Senin, 22 Juni 2026

Masyarakat Sipil dan Mahasiswa Gelar Aksi Reformati Indonesia di Grahadi Surabaya Hari Ini

Laporan oleh Risky Pratama
Bagikan
Salah satu peserta aksi sedang menyampaikan orasi dalam demo Rakyat Surabaya Menggugat di Taman Apsari Surabaya, Senin (15/6/2026). Foto: Dok Wildan suarasurabaya.net

Masyarakat sipil bersama elemen mahasiswa akan menggelar aksi bertajuk “Reformati Indonesia” di depan Gedung Negara Grahadi, Surabaya, pada Senin (22/6/2026).

Aksi tersebut dikomandoi langsung oleh masyarakat sipil.

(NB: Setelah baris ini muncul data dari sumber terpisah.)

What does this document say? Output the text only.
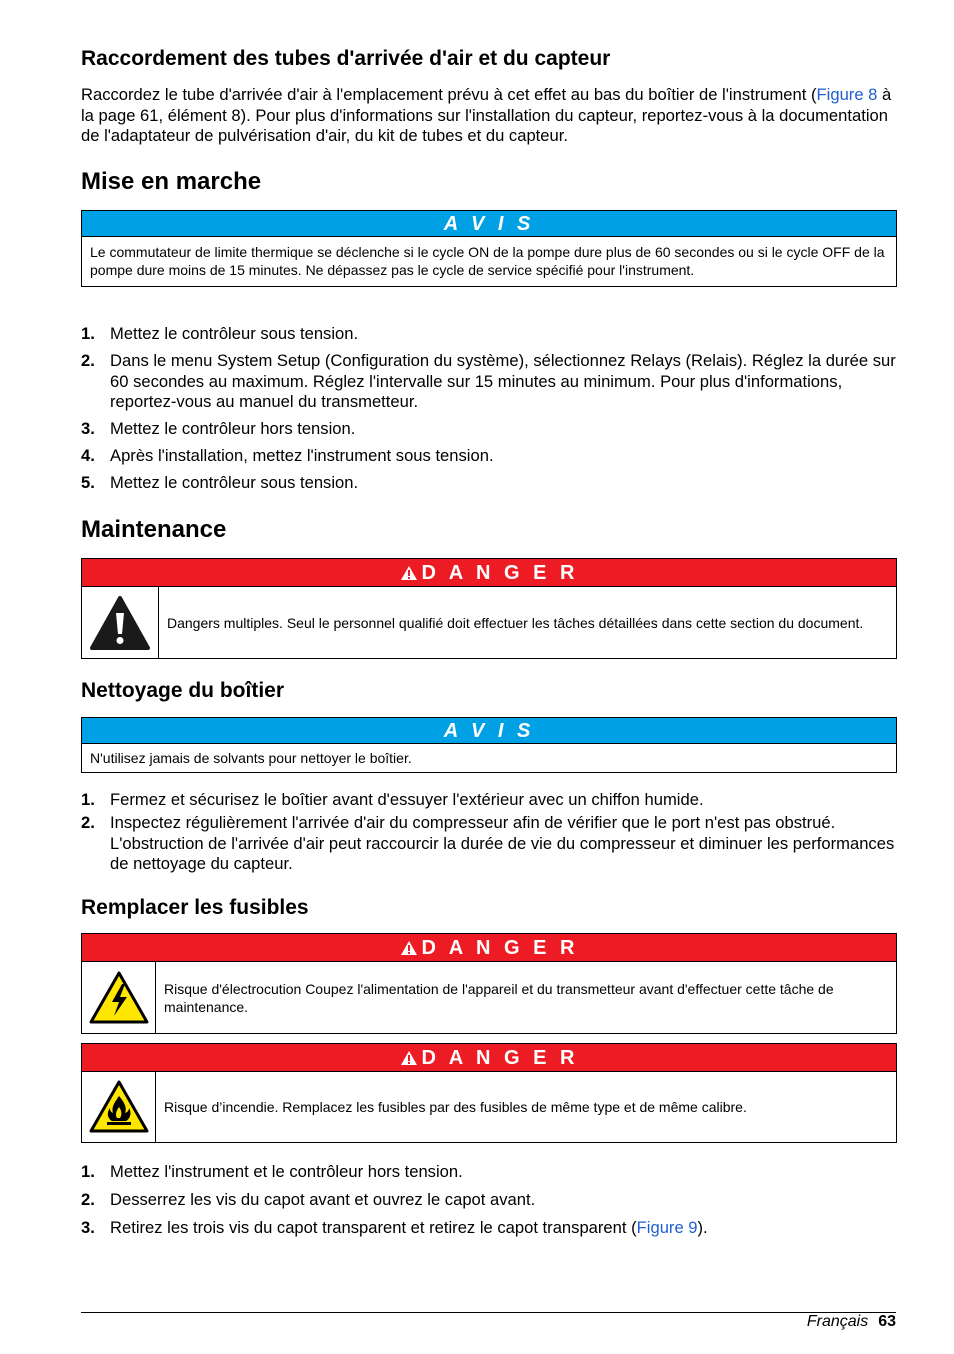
Raccordement des tubes d'arrivée d'air et du capteur

Raccordez le tube d'arrivée d'air à l'emplacement prévu à cet effet au bas du boîtier de l'instrument (Figure 8 à la page 61, élément 8). Pour plus d'informations sur l'installation du capteur, reportez-vous à la documentation de l'adaptateur de pulvérisation d'air, du kit de tubes et du capteur.

Mise en marche
A V I S
Le commutateur de limite thermique se déclenche si le cycle ON de la pompe dure plus de 60 secondes ou si le cycle OFF de la pompe dure moins de 15 minutes. Ne dépassez pas le cycle de service spécifié pour l'instrument.
1. Mettez le contrôleur sous tension.
2. Dans le menu System Setup (Configuration du système), sélectionnez Relays (Relais). Réglez la durée sur 60 secondes au maximum. Réglez l'intervalle sur 15 minutes au minimum. Pour plus d'informations, reportez-vous au manuel du transmetteur.
3. Mettez le contrôleur hors tension.
4. Après l'installation, mettez l'instrument sous tension.
5. Mettez le contrôleur sous tension.
Maintenance
D A N G E R
Dangers multiples. Seul le personnel qualifié doit effectuer les tâches détaillées dans cette section du document.
Nettoyage du boîtier
A V I S
N'utilisez jamais de solvants pour nettoyer le boîtier.
1. Fermez et sécurisez le boîtier avant d'essuyer l'extérieur avec un chiffon humide.
2. Inspectez régulièrement l'arrivée d'air du compresseur afin de vérifier que le port n'est pas obstrué. L'obstruction de l'arrivée d'air peut raccourcir la durée de vie du compresseur et diminuer les performances de nettoyage du capteur.
Remplacer les fusibles
D A N G E R
Risque d'électrocution Coupez l'alimentation de l'appareil et du transmetteur avant d'effectuer cette tâche de maintenance.
D A N G E R
Risque d’incendie. Remplacez les fusibles par des fusibles de même type et de même calibre.
1. Mettez l'instrument et le contrôleur hors tension.
2. Desserrez les vis du capot avant et ouvrez le capot avant.
3. Retirez les trois vis du capot transparent et retirez le capot transparent (Figure 9).
Français 63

Dalam hal ini, Badan Eksekutif Mahasiswa (BEM) Nusantara Jawa Timur (Jatim) menyatakan ikut bergabung dalam gerakan tersebut.

“Jadi aksinya sendiri dari masyarakat sipil dan mahasiswa, untuk koordinatornya dari koalisi sipil, dan kita ikut gabung,” kata Deni Oktaviano, Koordinator Daerah BEM Nusantara Jatim, Minggu (21/6/2026) malam.

Ia menjelaskan, secara umum terdapat sembilan poin yang telah disepakati bersama oleh kelompok yang mengatasnamakan “Gerakan Surabaya Menggugat”. Sembilan poin tersebut dirangkum dalam isu bertajuk Nawa Nestapa Rezim Prabowo.

Adapun sembilan sorotan utama dalam aksi tersebut yakni meliputi krisis legitimasi dan pelanggaran etika konstitusional, pengabaian prinsip demokrasi deliberatif dan partisipasi publik, serta pelemahan negara hukum dan akuntabilitas kekuasaan.

Selain itu, massa aksi juga menyoroti militerisasi kekuasaan dan kemunduran supremasi sipil, konsentrasi kekuasaan aparat keamanan, hingga krisis lingkungan hidup dan perampasan ruang hidup rakyat.

Isu sosial-ekonomi turut menjadi perhatian, termasuk memburuknya kondisi ekonomi rakyat, menguatnya kapitalisme oligarki dan menurunnya kepercayaan pasar, meningkatkan kartel politik, serta masih lemahnya perlindungan terhadap kelompok rentan dan minoritas.

Dalam tuntutannya, massa aksi mendesak Prabowo Subianto Presiden dan Gibran Rakabuming Raka Wakil Presiden untuk mengundurkan diri sebagai bentuk pertanggungjawaban politik dan konstitusional atas berbagai persoalan yang menuru mereka merugikan rakyat, melemahkan demokrasi dan mengancam masa depan Indonesia.

Selain itu, mereka juga menuntut pembentukan pemerintahan transisi sesuai mekanisme konstitusional sebagaimana diatur dalam Pasal 8 ayat (3) UUD 1945. Pemerintahan transisi tersebut diharapkan mampu menjalankan agenda pemulihan demokrasi, penghormatan hak asasi manusia, serta memastikan proses politik yang lebih transparan, akuntabel, dan partisipatif.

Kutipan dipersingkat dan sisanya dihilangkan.